Now before you balk at the idea of being carried out of a collapsed building by an army of roaches – or even worse, by one giant one – do not worry as they will not technically rescue you. But a robot inspired by the said roach might.
A new paper details how researchers at the University of California Berkeley are looking at the bug’s amazing ability to flatten itself for their robot design – even if the bugs are gross. “We are not entomologists. We also think they’re disgusting,” says Robert Full, who works on biomechanics and animal locomotion at UC Berkeley and is lead author on the article. “But they can teach us bigger principles.”

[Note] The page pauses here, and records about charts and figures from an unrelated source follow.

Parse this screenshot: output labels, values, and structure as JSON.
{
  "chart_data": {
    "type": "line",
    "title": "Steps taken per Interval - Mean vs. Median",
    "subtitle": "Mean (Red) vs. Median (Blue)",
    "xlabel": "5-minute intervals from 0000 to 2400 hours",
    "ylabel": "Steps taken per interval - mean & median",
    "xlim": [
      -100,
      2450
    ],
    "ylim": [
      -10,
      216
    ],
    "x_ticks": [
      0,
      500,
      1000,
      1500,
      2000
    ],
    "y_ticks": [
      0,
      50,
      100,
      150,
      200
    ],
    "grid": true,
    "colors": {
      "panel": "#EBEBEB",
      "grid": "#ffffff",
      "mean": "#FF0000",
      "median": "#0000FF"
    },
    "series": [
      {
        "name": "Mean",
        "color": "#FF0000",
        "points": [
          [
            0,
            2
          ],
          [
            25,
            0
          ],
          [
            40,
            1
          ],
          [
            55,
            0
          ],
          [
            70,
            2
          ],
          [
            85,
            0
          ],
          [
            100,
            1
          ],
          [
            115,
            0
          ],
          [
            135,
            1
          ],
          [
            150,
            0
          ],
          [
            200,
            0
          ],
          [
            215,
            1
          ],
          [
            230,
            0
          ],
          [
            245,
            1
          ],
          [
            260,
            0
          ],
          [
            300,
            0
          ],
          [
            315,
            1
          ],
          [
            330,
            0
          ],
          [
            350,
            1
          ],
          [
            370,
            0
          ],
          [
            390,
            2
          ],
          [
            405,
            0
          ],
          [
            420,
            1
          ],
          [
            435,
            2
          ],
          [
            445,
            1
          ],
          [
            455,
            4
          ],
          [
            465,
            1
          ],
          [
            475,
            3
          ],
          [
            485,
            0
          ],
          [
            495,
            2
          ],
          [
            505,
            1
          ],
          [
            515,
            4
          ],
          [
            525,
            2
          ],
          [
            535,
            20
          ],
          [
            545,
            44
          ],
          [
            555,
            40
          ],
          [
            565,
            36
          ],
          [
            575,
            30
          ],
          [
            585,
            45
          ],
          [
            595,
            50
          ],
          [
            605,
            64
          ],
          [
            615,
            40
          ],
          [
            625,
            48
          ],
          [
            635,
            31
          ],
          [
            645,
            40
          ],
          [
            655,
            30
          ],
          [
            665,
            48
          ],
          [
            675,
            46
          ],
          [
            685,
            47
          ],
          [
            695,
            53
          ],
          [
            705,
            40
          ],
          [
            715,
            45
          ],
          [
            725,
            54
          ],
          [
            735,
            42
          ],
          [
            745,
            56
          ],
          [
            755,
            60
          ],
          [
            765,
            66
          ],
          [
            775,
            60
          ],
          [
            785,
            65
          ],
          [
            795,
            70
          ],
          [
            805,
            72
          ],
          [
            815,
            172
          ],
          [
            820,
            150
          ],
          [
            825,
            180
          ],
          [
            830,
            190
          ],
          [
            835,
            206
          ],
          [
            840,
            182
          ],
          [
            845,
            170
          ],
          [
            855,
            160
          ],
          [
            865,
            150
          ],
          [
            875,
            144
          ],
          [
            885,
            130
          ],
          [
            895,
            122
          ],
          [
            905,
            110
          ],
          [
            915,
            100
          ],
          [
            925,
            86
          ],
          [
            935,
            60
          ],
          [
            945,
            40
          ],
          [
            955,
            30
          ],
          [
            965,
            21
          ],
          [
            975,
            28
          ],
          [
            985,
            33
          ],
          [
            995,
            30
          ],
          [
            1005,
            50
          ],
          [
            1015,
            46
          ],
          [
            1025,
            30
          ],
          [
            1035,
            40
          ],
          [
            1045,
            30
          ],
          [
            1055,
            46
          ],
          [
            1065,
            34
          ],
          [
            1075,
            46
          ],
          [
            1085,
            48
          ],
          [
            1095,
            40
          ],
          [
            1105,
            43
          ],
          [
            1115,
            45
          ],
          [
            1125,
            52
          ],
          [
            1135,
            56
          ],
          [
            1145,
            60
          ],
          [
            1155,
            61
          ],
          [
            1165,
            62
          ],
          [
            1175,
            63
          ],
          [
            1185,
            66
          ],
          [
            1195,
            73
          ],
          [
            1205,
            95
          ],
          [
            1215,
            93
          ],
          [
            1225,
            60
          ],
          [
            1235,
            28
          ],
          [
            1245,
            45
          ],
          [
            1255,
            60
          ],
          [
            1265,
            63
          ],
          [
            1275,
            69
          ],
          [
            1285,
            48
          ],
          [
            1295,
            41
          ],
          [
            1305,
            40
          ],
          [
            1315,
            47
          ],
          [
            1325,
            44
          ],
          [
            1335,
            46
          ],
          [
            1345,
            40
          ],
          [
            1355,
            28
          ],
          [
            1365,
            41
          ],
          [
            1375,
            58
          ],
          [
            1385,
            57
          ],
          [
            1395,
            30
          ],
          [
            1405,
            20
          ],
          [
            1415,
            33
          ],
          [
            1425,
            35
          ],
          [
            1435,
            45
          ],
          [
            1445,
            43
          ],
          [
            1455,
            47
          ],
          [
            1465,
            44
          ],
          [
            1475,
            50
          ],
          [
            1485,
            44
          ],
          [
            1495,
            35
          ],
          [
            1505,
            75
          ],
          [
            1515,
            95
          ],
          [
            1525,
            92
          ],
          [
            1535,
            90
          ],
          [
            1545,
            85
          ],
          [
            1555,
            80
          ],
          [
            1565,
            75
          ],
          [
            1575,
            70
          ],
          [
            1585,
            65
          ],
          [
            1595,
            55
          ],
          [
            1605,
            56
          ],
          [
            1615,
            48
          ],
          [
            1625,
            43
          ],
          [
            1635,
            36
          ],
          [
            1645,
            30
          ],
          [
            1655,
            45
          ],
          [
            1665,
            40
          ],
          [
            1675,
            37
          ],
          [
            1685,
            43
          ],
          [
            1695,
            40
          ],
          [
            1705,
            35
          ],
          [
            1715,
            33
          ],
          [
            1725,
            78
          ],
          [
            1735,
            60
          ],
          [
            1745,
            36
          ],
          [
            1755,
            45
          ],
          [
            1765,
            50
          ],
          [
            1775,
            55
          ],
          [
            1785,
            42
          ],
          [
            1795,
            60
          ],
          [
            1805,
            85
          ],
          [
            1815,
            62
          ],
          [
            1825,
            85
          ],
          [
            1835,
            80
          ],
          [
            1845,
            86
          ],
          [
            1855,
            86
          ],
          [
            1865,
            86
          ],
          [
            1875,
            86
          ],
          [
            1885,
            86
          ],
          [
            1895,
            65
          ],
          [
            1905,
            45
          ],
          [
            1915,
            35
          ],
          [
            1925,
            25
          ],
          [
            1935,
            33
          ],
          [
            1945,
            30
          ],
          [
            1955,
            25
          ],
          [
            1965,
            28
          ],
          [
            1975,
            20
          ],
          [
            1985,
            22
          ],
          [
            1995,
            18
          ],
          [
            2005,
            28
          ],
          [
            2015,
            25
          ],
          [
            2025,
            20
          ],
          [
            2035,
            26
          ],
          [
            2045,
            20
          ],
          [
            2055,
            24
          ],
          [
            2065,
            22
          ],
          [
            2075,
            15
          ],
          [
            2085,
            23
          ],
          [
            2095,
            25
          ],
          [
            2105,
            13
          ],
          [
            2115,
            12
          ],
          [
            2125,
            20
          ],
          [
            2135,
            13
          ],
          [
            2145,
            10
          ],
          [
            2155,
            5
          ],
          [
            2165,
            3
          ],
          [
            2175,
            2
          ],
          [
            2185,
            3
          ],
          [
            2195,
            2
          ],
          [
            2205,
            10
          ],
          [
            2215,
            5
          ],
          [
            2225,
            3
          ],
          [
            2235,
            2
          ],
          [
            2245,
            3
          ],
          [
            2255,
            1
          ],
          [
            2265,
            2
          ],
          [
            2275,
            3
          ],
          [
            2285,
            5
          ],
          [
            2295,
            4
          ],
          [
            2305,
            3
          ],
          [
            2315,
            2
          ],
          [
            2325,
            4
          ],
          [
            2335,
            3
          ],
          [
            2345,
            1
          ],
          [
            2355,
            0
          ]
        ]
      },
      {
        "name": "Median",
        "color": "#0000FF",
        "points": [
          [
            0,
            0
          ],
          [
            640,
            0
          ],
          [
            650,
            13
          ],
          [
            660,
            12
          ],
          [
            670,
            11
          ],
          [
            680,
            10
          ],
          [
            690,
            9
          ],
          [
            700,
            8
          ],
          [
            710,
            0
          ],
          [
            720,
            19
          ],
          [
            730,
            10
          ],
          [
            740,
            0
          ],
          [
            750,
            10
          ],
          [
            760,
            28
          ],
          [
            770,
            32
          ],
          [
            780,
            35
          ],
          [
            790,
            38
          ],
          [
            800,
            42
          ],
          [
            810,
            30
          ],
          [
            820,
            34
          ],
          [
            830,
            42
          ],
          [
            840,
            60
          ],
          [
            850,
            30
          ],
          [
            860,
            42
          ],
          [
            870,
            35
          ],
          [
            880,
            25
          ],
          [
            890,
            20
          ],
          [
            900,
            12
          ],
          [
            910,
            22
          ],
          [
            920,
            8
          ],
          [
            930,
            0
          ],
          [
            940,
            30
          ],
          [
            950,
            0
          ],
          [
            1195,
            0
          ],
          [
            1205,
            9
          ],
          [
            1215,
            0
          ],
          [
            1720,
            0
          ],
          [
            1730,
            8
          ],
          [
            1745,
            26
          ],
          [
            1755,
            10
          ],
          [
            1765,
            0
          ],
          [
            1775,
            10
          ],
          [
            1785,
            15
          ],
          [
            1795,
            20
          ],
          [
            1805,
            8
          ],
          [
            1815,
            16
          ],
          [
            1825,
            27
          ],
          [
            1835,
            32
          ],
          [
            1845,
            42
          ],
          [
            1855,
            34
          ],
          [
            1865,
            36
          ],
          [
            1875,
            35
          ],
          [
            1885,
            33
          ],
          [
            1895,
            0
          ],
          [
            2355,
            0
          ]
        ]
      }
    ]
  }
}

For one, a cockroach’s exoskeleton has overlapping plates of tough material that allows them to collapse their exoskeleton nearly in half. This allows the bugs to squeeze into spaces less than a quarter of their height – which explains how they are always disappearing right when you think you’ve got them cornered. They can also do this incredibly fast (less than a second) and actually predict when a foot or other smashing object is about to come down on them. The roaches have bristles on their bodies that are sensitive enough to tell when a fast moving object – like a frying pan – is descending upon them. Full and his team also measured the amount of weight that could be placed upon a cockroach and found that the near-indestructible bugs can take up to nearly 900 times their weight before being squished.
All of this makes the cockroaches design ideal for developing rescue robots. In situations where a building has collapsed and there are slabs of concrete stacked up like pancakes, it can be impossible for a human or rescue dog to reach somebody more than 20 feet below the rubble. “People have been using ground robots where the voids are about 20 inches or less in cross section,” said Robin Murphy, director of the Center for Robot-Assisted Search and Rescue at Texas A&M University. “What would be really great, when you get into these pancake collapses where you have survivable voids but they’re really deep, would be if you could go less than that, a couple of inches.” A robot with cockroach flattening abilities might be able to dig 40 feet or deeper.
While the idea of being rescued by it might not be as adorable as a German shepherd pulling you out of the rubble, most of us would gladly welcome a rescuing bug robot when in a disaster situation.